Durante esas jornadas, el aparato comunicacional madurista se movilizó con disciplina: marchas, foros, coberturas “especiales”, pronunciamientos públicos. En una de esas manifestaciones, el presidente del Parlamento, Jorge Rodríguez, declaró sin matices: “Irán le dio por los dientes a la entidad sionista cuando atacó la paz y la soberanía de Irán… bastaron 12 días para que el mundo se diera cuenta de que Israel no era más que otro tigre de papel”. Esa retórica, propia de los años más oscuros de la Guerra Fría, marca el tono de una alianza internacional que se ha vuelto más que simbólica: es operativa, estructural y profundamente ideológica.
La penetración iraní en América Latina ha dejado de ser una hipótesis marginal para convertirse en una realidad sistemática. Más allá de los intercambios comerciales ocasionales con potencias regionales como Brasil o México —donde prima el interés pragmático—, Irán ha consolidado una red de afinidades estratégicas con los regímenes de Venezuela, Nicaragua, Bolivia y Cuba. Es en estos países, caracterizados por su autoritarismo institucionalizado, donde Teherán ha encontrado terreno fértil para expandir su influencia ideológica, operativa y militar.
Lo que se observa en el continente no es una suma de acuerdos diplomáticos dispersos, sino una arquitectura de alianzas funcionales al eje antioccidental. Esta estructura se manifiesta en la transferencia de tecnología, la cooperación en seguridad, la instrumentalización mediática y, en ciertos casos, la facilitación de redes ilícitas. Lejos de ser una presencia pasiva, Irán actúa como un actor deliberado que ha convertido a varios países latinoamericanos en nodos estratégicos de su política exterior alternativa.
Mientras las democracias del hemisferio se debaten entre la polarización y la debilidad institucional, este bloque autoritario ha aprendido a utilizar los vacíos del sistema para proyectar poder. América Latina, por su fragmentación política y su histórica vulnerabilidad al discurso redentor, corre el riesgo de transformarse en una zona de ensayo para agendas que contradicen su vocación democrática.
Uno de los casos más ilustrativos es el de Bolivia, donde en 2023 el gobierno firmó un acuerdo de cooperación en materia de seguridad y defensa con Teherán. El convenio incluyó el suministro de equipos militares y la creación de un centro de formación ideológica para milicianos revolucionarios. Paralelamente, desde territorio boliviano se emite el canal Abya Yala, una plataforma de comunicación que reproduce de forma sistemática la narrativa del islamismo político y respalda de manera explícita los discursos de Caracas, La Habana y Managua.

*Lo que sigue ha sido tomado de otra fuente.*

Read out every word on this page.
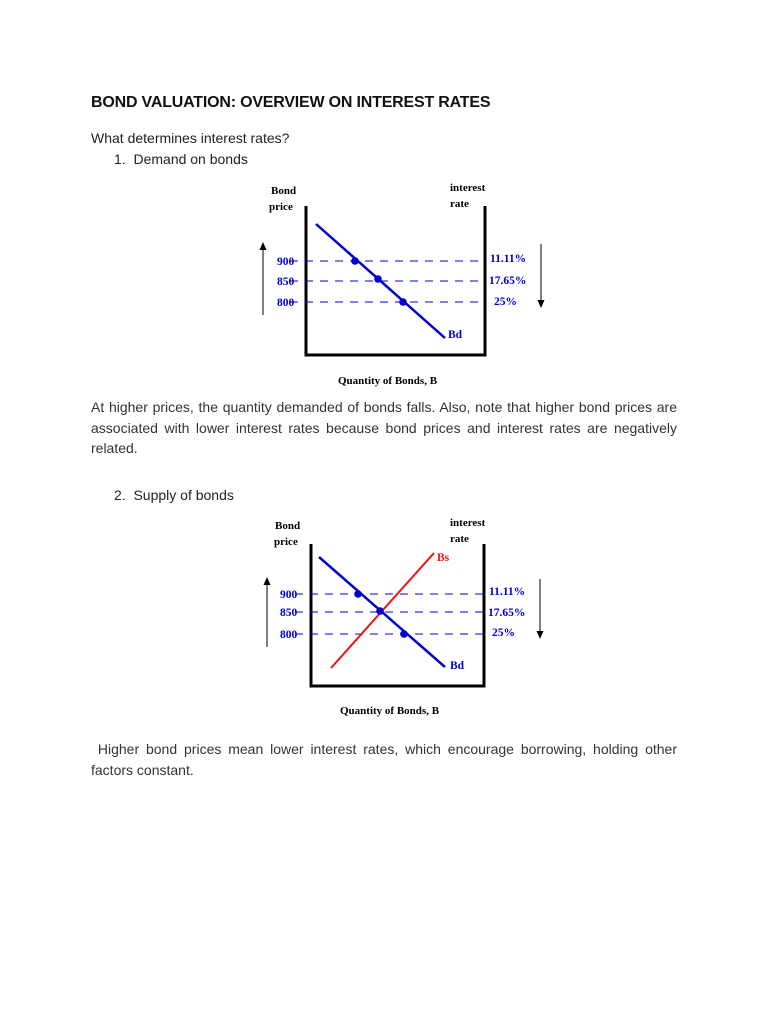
BOND VALUATION: OVERVIEW ON INTEREST RATES
What determines interest rates?
1. Demand on bonds
Bond
price
interest
rate
900
850
800
11.11%
17.65%
25%
Bd
Quantity of Bonds, B
At higher prices, the quantity demanded of bonds falls. Also, note that higher bond prices are associated with lower interest rates because bond prices and interest rates are negatively related.
2. Supply of bonds
Bond
price
interest
rate
900
850
800
11.11%
17.65%
25%
Bs
Bd
Quantity of Bonds, B
Higher bond prices mean lower interest rates, which encourage borrowing, holding other factors constant.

En el Cono Sur, las alertas también se multiplican. En Colombia, diversas fuentes de inteligencia han advertido sobre la operación de una célula de Hezbolá en Bogotá, mientras que en la zona de la triple frontera —entre Brasil, Paraguay y Argentina— persisten estructuras clandestinas asociadas al financiamiento ilegal y al contrabando. Estos enclaves operan bajo la sombra de la desidia institucional o la complicidad velada de actores locales, y conectan directamente con redes globales que no distinguen entre activismo ideológico y crimen transnacional.
Los antecedentes no son menores: los atentados contra la AMIA y la embajada de Israel en Buenos Aires, así como el ataque al vuelo 901 de Alas Chiricanas en Panamá, son recordatorios trágicos del precio que puede tener la complacencia ante estas amenazas.
La reciente guerra contra Israel ha servido de vitrina. No solo militar, sino diplomática y propagandística. Los aliados de Irán en el continente se activaron en bloque. No es una lucha por los derechos de un pueblo, sino un asalto ideológico a los fundamentos de la democracia liberal.
Venezuela ya no es solo un país en crisis. Es un enclave funcional de un proyecto global que une a Teherán, Moscú, Pekín y La Habana. Lo que allí ocurre no afecta solo a los venezolanos, sino al equilibrio mismo de la región y al destino de Occidente. Ignorarlo es un lujo que la democracia ya no puede permitirse.